Thursday, June 28, 2012

Rock of Ages **1/2


When we went to see Rock of Ages, my wife and I sat next to two women who appeared to be in their early forties.  They were both wearing tank tops and short skirts and appeared as though they'd each polished off a bottle of aerosol hair spray in preparation for the night.

These ladies had apparently been led to believe that this movie would be dripping with butt rock nostalgia and they were prepared to relive the lame memories they've long associated with the songs off Journey's Greatest Hits album.  

As the first song -- Night Ranger's "Sister Christian" -- began to play, they were simply giddy.  They were actually singing along.

"You're motorin'! What's your price for flight?"

Can we take a minute and acknowledge that the lyrics to that song are pretty lame.  I'll admit that it's sort of a guilty pleasure of mine in that, when it shows up on an iPod shuffle, I don't skip it...and sometimes I sing along to the first verse...and the second verse.

Still, it's lame.

Anyway, this rendition of the song was not all that great and it only went through the first chorus.  We could sense the disappointment growing though the hearts and demeanor of the ladies in our row.  But, they weren't going to give up so quickly.

Next came a weird mash-up of Poison's "Nothin' But a Good Time" and David Lee Roth's "Just Like Living in Paradise."  At this point, we were two -- technically three -- songs into the movie and our audience-mates had already decided that this was not the good time they were looking for (see what I did there?).  They stopped singing along, stopped waving their arms, and just sat through the rest of the movie acting like normal people.  Though it improved our viewing experience immensely, it was also kind of sad.

Rock of Ages is based on a Broadway musical of the same name.  All the songs are revamped versions of 1980s rock anthems.  Friends who have actually seen the stage show have told me that it's like attending a rock concert -- people stand up, sing along, and they don't stop believin' (okay, that was a reach...sorry).

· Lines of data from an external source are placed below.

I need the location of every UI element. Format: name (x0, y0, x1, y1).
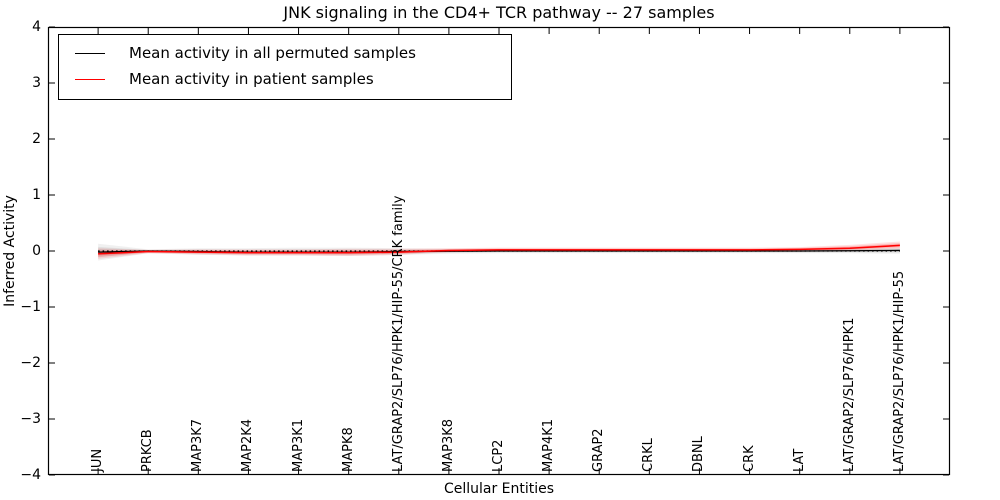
y-tick-label: −2 (20, 355, 41, 371)
legend-label-permuted: Mean activity in all permuted samples (129, 44, 416, 62)
y-tick-label: 4 (32, 19, 41, 35)
legend-entry-patient: Mean activity in patient samples (59, 66, 511, 92)
x-tick-label: LAT (791, 448, 807, 472)
x-tick-label: MAP4K1 (541, 418, 557, 472)
x-axis-label: Cellular Entities (443, 481, 555, 497)
legend-line-sample-black (75, 52, 105, 54)
x-tick-label: LCP2 (491, 439, 506, 472)
x-tick-label: LAT/GRAP2/SLP76/HPK1/HIP-55 (891, 270, 907, 472)
y-tick-label: 3 (32, 75, 41, 91)
x-tick-label: CRK (741, 445, 757, 472)
x-tick-label: PRKCB (140, 429, 156, 472)
legend-label-patient: Mean activity in patient samples (129, 70, 374, 88)
x-tick-label: MAP3K7 (190, 418, 206, 472)
y-tick-label: 1 (32, 187, 41, 203)
x-tick-label: MAPK8 (340, 427, 356, 472)
x-tick-label: JUN (90, 448, 106, 472)
x-tick-label: CRKL (641, 438, 657, 472)
x-tick-label: MAP2K4 (240, 418, 256, 472)
x-tick-label: GRAP2 (591, 428, 607, 472)
legend-entry-permuted: Mean activity in all permuted samples (59, 40, 511, 66)
x-tick-label: LAT/GRAP2/SLP76/HPK1/HIP-55/CRK family (390, 195, 406, 472)
x-tick-label: MAP3K8 (440, 418, 456, 472)
legend-line-sample-red (75, 78, 105, 80)
x-tick-label: DBNL (691, 436, 707, 472)
legend-box: Mean activity in all permuted samples Me… (58, 34, 512, 100)
y-tick-label: −1 (20, 299, 41, 315)
patient-mean-line (98, 244, 900, 255)
axes-frame (47, 26, 951, 476)
y-tick-label: 2 (32, 131, 41, 147)
y-tick-label: −4 (20, 467, 41, 483)
x-tick-label: LAT/GRAP2/SLP76/HPK1 (841, 317, 857, 472)
sample-band (98, 243, 900, 261)
chart-title: JNK signaling in the CD4+ TCR pathway --… (283, 3, 715, 22)
x-tick-label: MAP3K1 (290, 418, 306, 472)
y-tick-label: 0 (32, 243, 41, 259)
sample-band (98, 246, 900, 258)
y-tick-label: −3 (20, 411, 41, 427)
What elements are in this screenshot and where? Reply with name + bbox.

I guess the two ladies we sat next to were expecting the movie to deliver that kind of excitement.  But, they soon realized that this wasn't a trip down memory lane, but a Glee-inspired bastardization of their memories, and, from what we gathered, they weren't too happy about it.

All of the numbers in the movie version of Rock of Ages are dripping with glossy cheese.  All the actors are clearly lip syncing and most of them couldn't hit all the high notes with a hammer in real life.  For much of the time, it's all just a little too slick.  Like I said, the movie is basically just an episode of Glee.  

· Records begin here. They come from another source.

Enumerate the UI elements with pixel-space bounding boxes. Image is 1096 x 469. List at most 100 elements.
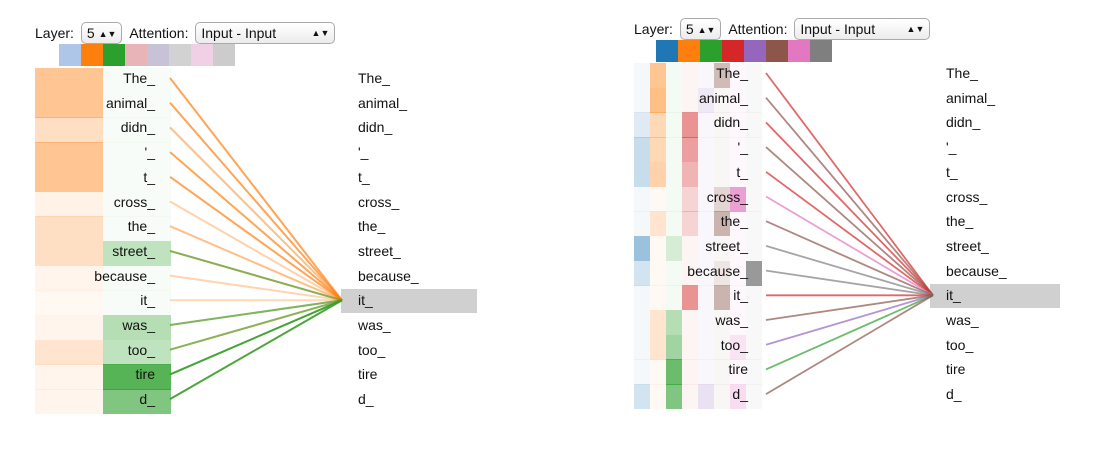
source-token[interactable]: didn_ [120,119,155,136]
source-token[interactable]: cross_ [706,188,748,205]
attention-line [169,299,343,351]
source-token[interactable]: '_ [737,139,748,156]
target-token[interactable]: didn_ [946,114,981,131]
target-token[interactable]: street_ [358,242,401,259]
attention-cell [698,63,714,89]
head-swatch-6[interactable] [788,40,810,62]
attention-select[interactable]: Input - Input ▲▼ [794,18,931,40]
source-token[interactable]: t_ [143,168,155,185]
attention-cell [634,384,650,410]
source-token[interactable]: d_ [732,386,748,403]
source-token[interactable]: because_ [94,267,155,284]
attention-cell [666,137,682,163]
target-token[interactable]: The_ [358,70,390,86]
attention-line [765,220,934,297]
layer-select[interactable]: 5 ▲▼ [679,18,722,40]
target-token[interactable]: cross_ [358,193,400,210]
head-swatch-2[interactable] [103,44,125,66]
target-token[interactable]: cross_ [946,188,988,205]
head-swatch-6[interactable] [191,44,213,66]
source-token[interactable]: it_ [140,292,155,309]
source-token[interactable]: it_ [733,287,748,304]
head-swatch-1[interactable] [678,40,700,62]
head-swatch-5[interactable] [169,44,191,66]
head-swatch-2[interactable] [700,40,722,62]
source-token[interactable]: tire [728,361,748,378]
head-swatch-7[interactable] [810,40,832,62]
layer-select[interactable]: 5 ▲▼ [80,22,123,44]
target-token[interactable]: too_ [946,336,974,353]
attention-cell [682,63,698,89]
target-token[interactable]: the_ [946,213,974,230]
source-token[interactable]: didn_ [713,114,748,131]
attention-line [765,195,934,297]
source-token[interactable]: animal_ [698,89,748,106]
source-token[interactable]: The_ [123,70,155,86]
source-token[interactable]: was_ [715,312,748,328]
target-token[interactable]: t_ [946,163,958,180]
head-swatch-3[interactable] [722,40,744,62]
attention-line [169,299,343,400]
attention-cell [746,285,762,311]
head-swatch-3[interactable] [125,44,147,66]
source-token[interactable]: too_ [127,341,155,358]
target-token[interactable]: was_ [358,317,391,333]
target-token[interactable]: d_ [358,391,374,408]
attention-cell [35,216,103,242]
head-swatch-4[interactable] [744,40,766,62]
target-token[interactable]: The_ [946,65,978,81]
head-swatch-7[interactable] [213,44,235,66]
attention-cell [746,384,762,410]
source-token[interactable]: street_ [705,237,748,254]
source-token[interactable]: '_ [144,144,155,161]
source-token[interactable]: the_ [720,213,748,230]
target-token[interactable]: '_ [946,139,957,156]
attention-cell [698,137,714,163]
source-token[interactable]: animal_ [105,94,155,111]
target-token[interactable]: t_ [358,168,370,185]
target-token[interactable]: '_ [358,144,369,161]
head-swatch-1[interactable] [81,44,103,66]
attention-line [169,299,343,376]
head-swatch-0[interactable] [59,44,81,66]
attention-select[interactable]: Input - Input ▲▼ [195,22,336,44]
target-token[interactable]: because_ [358,267,419,284]
target-token[interactable]: too_ [358,341,386,358]
source-token[interactable]: cross_ [113,193,155,210]
target-token[interactable]: the_ [358,218,386,235]
target-token[interactable]: it_ [358,292,373,309]
head-swatch-5[interactable] [766,40,788,62]
source-token[interactable]: because_ [687,262,748,279]
target-token[interactable]: was_ [946,312,979,328]
attention-cell [746,161,762,187]
source-token[interactable]: was_ [122,317,155,333]
source-token[interactable]: d_ [139,391,155,408]
target-token[interactable]: animal_ [946,89,996,106]
head-swatch-4[interactable] [147,44,169,66]
target-token[interactable]: didn_ [358,119,393,136]
left-attention-panel: Layer: 5 ▲▼ Attention: Input - Input ▲▼ Th… [35,22,477,415]
target-token[interactable]: animal_ [358,94,408,111]
attention-cell [698,260,714,286]
target-token[interactable]: d_ [946,386,962,403]
attention-cell [730,359,746,385]
target-token[interactable]: tire [946,361,966,378]
attention-cell [730,137,746,163]
target-token[interactable]: it_ [946,287,961,304]
source-token[interactable]: tire [135,366,155,383]
source-token[interactable]: The_ [716,65,748,81]
target-token[interactable]: because_ [946,262,1007,279]
head-color-swatches [59,44,235,66]
attention-cell [730,334,746,360]
attention-cell [35,339,103,365]
source-token[interactable]: street_ [112,242,155,259]
source-token[interactable]: t_ [736,163,748,180]
source-token[interactable]: too_ [720,336,748,353]
target-token[interactable]: street_ [946,237,989,254]
target-token[interactable]: tire [358,366,378,383]
attention-cell [682,137,698,163]
attention-line [765,72,934,296]
source-token[interactable]: the_ [127,218,155,235]
head-swatch-0[interactable] [656,40,678,62]
attention-cell [698,310,714,336]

Not that there's anything wrong with that.

Despite all these shortcomings, I found myself enjoying much of the movie.  Rock of Ages is really two movies -- one that's good and one that sucks.

The first movie focuses on the two leads, a young waitress who wants to be a singer (Julianne Hough, the hot chick Dancing with the Stars...yes, I know she's from Utah) and a young bartender who also wants to be a singer (Diego Boneta, whoever the hell that is).

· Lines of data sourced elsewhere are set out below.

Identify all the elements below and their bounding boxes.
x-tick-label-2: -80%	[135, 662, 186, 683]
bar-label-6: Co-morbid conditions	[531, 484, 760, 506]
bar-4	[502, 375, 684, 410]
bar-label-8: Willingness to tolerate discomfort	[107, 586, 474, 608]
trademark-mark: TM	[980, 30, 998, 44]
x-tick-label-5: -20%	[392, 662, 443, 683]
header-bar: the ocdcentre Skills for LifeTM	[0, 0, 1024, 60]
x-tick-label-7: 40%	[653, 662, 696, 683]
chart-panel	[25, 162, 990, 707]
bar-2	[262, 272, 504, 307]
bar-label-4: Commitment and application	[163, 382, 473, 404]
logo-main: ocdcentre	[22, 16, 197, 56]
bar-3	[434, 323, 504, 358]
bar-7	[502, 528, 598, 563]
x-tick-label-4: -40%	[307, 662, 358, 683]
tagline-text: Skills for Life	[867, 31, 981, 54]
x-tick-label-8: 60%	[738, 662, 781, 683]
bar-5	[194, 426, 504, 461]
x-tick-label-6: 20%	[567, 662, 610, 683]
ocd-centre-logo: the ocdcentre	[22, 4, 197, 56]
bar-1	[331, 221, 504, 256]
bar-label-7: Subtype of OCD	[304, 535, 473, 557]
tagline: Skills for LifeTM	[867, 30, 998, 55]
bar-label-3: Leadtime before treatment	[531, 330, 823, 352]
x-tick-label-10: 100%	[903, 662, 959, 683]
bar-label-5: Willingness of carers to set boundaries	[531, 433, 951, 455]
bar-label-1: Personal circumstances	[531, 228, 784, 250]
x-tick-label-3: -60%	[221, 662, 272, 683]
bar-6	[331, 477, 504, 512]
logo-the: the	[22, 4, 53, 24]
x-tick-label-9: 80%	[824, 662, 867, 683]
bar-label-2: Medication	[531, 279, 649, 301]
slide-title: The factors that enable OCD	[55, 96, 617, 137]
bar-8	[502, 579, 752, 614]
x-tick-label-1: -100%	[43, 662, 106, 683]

This is the movie that sucks.  Their scenes are extremely awkward and forced -- even for a musical -- and neither of them can act to save their lives.  Worst of all, the pacing hits a dead-end every time one of them enters the shot.

But, then there's the other part of the movie, the one featuring the actors that you'd actually pay to see: Tom Cruise, Catherine Zeta Jones, Alec Baldwin, and Russell Brand.  This movie, though it's constantly chopped up by scenes from the crappy movie, actually works.  Each of these actors are a joy to watch and virtually all of their songs are well rendered.  They all refuse to take themselves too seriously and it's pretty obvious they had a good time making the movie.

Tom Cruise's performance really stands out.  He's fantastic as Stacee Jaxx, an aging, burned out rock star with a career on the downswing.  I may be misreading it, but the character seemed to be an obvious parody of Axl Rose, though it's never an imitation.  Cruise jumps into the role with both feet and fully inhabits this ridiculous character.  And, though it's pretty clear that he can't sing in real life, all of his songs -- especially Jaxx's rendition of "Wanted Dead or Alive" -- are fantastic.  Honestly, if this were a better overall movie, I think we'd be talking about an Oscar nomination for Mr. Cruise.

Aside from the horrible leads, the most distracting part of the movie is the often odd choice of songs.  Obviously, you can't do an 80s nostalgia musical without including some Poison and Def Leppard.  But, can anyone on the planet name three songs by Foreigner off the top of their heads?  Nope.  Yet, that's how many Foreigner tracks made it into Rock of Ages.  There are also two songs by Journey in the movie, which is tantamount to torture in some countries.  I find it hard to believe that anyone with a brain would rather trot out obscure Foreigner tracks instead of finding some way, any way to get another Bon Jovi song in there.

Anyway, all in all, this is an OK movie.  Truth be told, I probably enjoyed it more than it deserved.  I certainly wasn't as disappointed as the two ladies we sat next to...but that's probably because I'm more comfortable in a miniskirt.